• A business is after all a business and Josiah I was a great entrepreneur. Find out about how Wedgwood both made and exploited the market.

Made to sell

  • by the Wedgwood Museum team

Shape 225 - Lunar coffeepot


In 1984 the Wedgwood Company celebrated 225 years of continuous trade. Josiah Wedgwood I FRS founded the Company on May Day 1759, at the Ivy House Works, Burslem, Staffordshire. To commemorate this historic event the Wedgwood company evolved a totally new and innovative range of forms that became known as ‘Shape 225’.

Sir Arthur Bryan in a foreword for ‘Design For Today’ said – ‘Design has always been a fundamental part of Wedgwood business, and over 225 years of continuous trading our products are, of course, bound to be considered from time-to-time as ‘traditional’ – as is the Monarchy.’ Later in his foreword Sir Arthur outlined how the company had continued to evolve and advance its wares and designs, culminating in the fact that   ‘…one of the latest developments is a computer-aided design which has led to a new decorative treatment…an exciting prospect for the future.’

The ‘…exciting prospect’ was the ‘…finely contoured and flowing line of Shape 225 in fine bone china and complemented by Black Basalt’, which was ‘…the creation of Jerome Gould of the international design studio, Gould and Associates.’. Robert Minkin of Wedgwood’s design studio headed a highly qualified and experienced team of designers and craftsmen who all worked in collaboration with ceramic technologists to bring to life Gould’s concept.

Contemporary advertising material described how – ‘To give Shape 225 its fresh modern appeal we have dramatically blended white fine bone china with glazed and matt Black Basalt. The effect is outstanding.’ This range was sold under the name ‘Lunar’ while the white bone china was also sold on its own under the name ‘Solar’.

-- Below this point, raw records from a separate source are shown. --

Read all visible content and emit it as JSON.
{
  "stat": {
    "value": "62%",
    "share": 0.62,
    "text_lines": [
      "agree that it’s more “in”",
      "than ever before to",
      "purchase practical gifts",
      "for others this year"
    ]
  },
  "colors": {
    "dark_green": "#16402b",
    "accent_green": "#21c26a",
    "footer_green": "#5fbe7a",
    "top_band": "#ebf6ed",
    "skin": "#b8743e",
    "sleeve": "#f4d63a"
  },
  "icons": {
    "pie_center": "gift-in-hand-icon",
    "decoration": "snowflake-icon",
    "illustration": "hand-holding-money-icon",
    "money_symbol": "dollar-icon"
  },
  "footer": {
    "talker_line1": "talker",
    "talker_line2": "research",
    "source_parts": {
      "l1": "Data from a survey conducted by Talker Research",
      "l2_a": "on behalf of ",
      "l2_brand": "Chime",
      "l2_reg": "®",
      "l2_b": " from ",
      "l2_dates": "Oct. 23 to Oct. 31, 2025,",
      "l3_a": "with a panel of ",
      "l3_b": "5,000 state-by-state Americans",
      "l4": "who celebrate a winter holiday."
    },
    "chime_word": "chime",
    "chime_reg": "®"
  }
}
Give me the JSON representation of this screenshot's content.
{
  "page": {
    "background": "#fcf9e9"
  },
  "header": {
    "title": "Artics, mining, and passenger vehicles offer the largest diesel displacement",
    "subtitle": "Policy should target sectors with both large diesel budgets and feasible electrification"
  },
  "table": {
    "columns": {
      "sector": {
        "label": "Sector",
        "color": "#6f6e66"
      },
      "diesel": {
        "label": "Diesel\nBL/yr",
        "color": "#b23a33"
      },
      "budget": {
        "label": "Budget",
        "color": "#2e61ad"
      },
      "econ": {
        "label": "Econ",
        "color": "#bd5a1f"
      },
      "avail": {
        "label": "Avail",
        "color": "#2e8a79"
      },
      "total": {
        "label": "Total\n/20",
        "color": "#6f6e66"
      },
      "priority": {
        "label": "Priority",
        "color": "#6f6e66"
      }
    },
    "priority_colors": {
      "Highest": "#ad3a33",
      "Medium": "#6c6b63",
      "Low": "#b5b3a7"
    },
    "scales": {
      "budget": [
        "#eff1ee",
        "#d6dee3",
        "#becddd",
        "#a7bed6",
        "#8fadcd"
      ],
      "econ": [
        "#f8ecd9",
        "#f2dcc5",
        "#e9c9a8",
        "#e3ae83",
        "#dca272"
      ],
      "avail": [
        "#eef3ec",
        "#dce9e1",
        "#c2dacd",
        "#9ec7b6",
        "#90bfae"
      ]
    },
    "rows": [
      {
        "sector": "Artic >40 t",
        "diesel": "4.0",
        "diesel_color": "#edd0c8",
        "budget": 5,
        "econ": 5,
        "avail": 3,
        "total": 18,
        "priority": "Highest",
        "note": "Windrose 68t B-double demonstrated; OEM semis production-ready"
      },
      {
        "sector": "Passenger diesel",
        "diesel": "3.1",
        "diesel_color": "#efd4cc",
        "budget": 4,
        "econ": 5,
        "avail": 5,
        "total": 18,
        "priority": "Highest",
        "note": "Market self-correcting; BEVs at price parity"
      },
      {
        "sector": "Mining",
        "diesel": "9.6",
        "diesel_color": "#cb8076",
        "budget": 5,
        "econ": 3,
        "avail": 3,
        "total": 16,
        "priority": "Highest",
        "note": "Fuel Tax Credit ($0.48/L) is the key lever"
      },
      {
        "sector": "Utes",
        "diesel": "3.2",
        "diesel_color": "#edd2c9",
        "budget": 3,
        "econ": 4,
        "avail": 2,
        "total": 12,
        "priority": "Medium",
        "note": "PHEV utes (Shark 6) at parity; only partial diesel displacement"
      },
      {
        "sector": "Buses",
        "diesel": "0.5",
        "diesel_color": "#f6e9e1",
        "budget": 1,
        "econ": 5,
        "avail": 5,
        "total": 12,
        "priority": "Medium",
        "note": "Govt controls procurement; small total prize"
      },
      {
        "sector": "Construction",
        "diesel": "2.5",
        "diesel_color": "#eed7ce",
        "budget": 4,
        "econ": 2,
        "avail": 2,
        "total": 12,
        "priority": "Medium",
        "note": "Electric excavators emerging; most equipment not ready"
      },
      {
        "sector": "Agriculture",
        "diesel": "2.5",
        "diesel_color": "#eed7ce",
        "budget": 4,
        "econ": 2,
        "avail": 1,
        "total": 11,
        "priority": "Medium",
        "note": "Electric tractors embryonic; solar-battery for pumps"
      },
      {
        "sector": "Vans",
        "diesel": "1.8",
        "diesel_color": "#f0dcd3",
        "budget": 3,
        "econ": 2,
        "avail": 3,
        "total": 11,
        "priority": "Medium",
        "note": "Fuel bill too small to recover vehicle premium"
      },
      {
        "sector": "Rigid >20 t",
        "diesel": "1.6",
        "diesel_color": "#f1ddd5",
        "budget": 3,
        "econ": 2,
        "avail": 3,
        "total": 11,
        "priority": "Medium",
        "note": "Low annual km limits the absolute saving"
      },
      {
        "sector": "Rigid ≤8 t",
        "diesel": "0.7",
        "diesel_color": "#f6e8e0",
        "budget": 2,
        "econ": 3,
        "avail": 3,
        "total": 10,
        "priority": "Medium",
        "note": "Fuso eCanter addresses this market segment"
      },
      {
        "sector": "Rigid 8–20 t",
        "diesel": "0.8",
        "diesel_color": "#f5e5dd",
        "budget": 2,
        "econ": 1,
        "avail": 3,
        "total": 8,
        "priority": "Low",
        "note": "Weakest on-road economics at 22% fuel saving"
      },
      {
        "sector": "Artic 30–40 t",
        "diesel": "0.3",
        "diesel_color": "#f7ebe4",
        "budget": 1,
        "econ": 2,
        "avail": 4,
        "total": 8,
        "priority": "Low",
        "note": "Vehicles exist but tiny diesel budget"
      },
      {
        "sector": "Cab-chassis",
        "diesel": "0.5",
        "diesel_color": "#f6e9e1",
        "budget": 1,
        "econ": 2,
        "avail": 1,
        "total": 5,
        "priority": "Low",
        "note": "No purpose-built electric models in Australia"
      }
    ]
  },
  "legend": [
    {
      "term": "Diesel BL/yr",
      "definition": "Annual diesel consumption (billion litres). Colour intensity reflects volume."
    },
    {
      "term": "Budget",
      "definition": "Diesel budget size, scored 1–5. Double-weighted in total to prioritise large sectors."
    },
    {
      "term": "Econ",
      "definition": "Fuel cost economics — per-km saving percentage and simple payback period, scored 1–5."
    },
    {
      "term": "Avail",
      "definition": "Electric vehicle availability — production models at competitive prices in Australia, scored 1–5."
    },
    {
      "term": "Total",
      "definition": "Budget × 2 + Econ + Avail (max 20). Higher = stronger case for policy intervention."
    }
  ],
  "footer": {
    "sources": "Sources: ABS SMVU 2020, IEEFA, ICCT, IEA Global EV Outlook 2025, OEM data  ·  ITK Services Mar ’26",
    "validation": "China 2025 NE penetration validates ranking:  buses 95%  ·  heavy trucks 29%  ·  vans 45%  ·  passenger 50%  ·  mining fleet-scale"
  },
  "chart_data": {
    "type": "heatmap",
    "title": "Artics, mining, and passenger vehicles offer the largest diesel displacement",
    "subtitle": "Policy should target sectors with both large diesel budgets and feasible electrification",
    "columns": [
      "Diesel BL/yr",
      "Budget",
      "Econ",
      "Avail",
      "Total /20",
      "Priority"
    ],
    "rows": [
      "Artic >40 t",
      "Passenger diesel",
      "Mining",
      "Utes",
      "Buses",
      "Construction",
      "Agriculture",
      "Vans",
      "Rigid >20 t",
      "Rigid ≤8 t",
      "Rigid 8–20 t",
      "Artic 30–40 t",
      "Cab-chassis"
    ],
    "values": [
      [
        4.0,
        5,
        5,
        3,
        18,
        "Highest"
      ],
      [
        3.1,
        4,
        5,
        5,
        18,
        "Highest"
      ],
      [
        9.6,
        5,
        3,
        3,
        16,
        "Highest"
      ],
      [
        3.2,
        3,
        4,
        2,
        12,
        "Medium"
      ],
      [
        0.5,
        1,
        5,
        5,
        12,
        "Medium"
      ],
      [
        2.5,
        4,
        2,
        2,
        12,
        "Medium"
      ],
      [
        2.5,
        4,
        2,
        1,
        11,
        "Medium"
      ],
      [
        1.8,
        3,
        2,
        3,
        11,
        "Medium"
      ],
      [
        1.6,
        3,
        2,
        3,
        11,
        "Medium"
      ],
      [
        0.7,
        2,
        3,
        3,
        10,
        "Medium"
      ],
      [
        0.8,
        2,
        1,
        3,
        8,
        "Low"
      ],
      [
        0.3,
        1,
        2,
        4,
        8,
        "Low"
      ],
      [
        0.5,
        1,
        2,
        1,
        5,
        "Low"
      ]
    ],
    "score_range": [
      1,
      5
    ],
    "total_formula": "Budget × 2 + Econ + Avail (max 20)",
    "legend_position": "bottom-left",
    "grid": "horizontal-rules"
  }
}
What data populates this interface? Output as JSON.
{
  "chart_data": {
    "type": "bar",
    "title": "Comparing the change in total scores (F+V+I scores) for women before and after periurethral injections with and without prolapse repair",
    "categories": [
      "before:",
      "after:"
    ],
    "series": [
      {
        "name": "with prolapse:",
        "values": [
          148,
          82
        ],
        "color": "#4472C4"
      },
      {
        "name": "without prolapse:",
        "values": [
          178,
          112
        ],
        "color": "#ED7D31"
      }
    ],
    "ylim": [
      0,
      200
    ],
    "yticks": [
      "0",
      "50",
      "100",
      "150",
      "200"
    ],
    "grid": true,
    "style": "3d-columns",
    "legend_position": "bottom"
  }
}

Shape 225’s bone china pieces also received a number of surface patterns and decorations. These included such designs as ‘Serenity’ - decorated with a flowing design of golden wheat; ‘Nectar’ which featured a design of delicate violet-colour floral motifs set against the white background of the bone china body; and, ‘Clouds’ – described in contemporary advertising as – ‘A strikingly modern design of soft, blue clouds on white fine bone china.’.

The shopping and design editor of ‘The Times’, Beryl Downing, on being given a preview of the development of the new shapes and patterns which were to appear under the banner of ‘Shape 225’ reported that – ‘When a product works well and looks good, there is the basis of good design.’ Her report went on to say – ‘The new tableware shape introduced during the 225th anniversary of the company this year certainly is a tribute both to Robert Minkin’s eye and to Wedgwood’s commitment to modern design.’ She went on to say that – ‘The result is the most striking and exciting new look for quality tableware that has appeared in many years.’


In 1984, to celebrate the 225th anniversary of continuous trading, Wedgwood launched a new and innovative range of forms that became known as ‘Shape 225’. Available in both white bone china and black basalt, which Josiah I had perfected in 1768, this range responded to the elegance of past products while taking Wedgwood design into the future.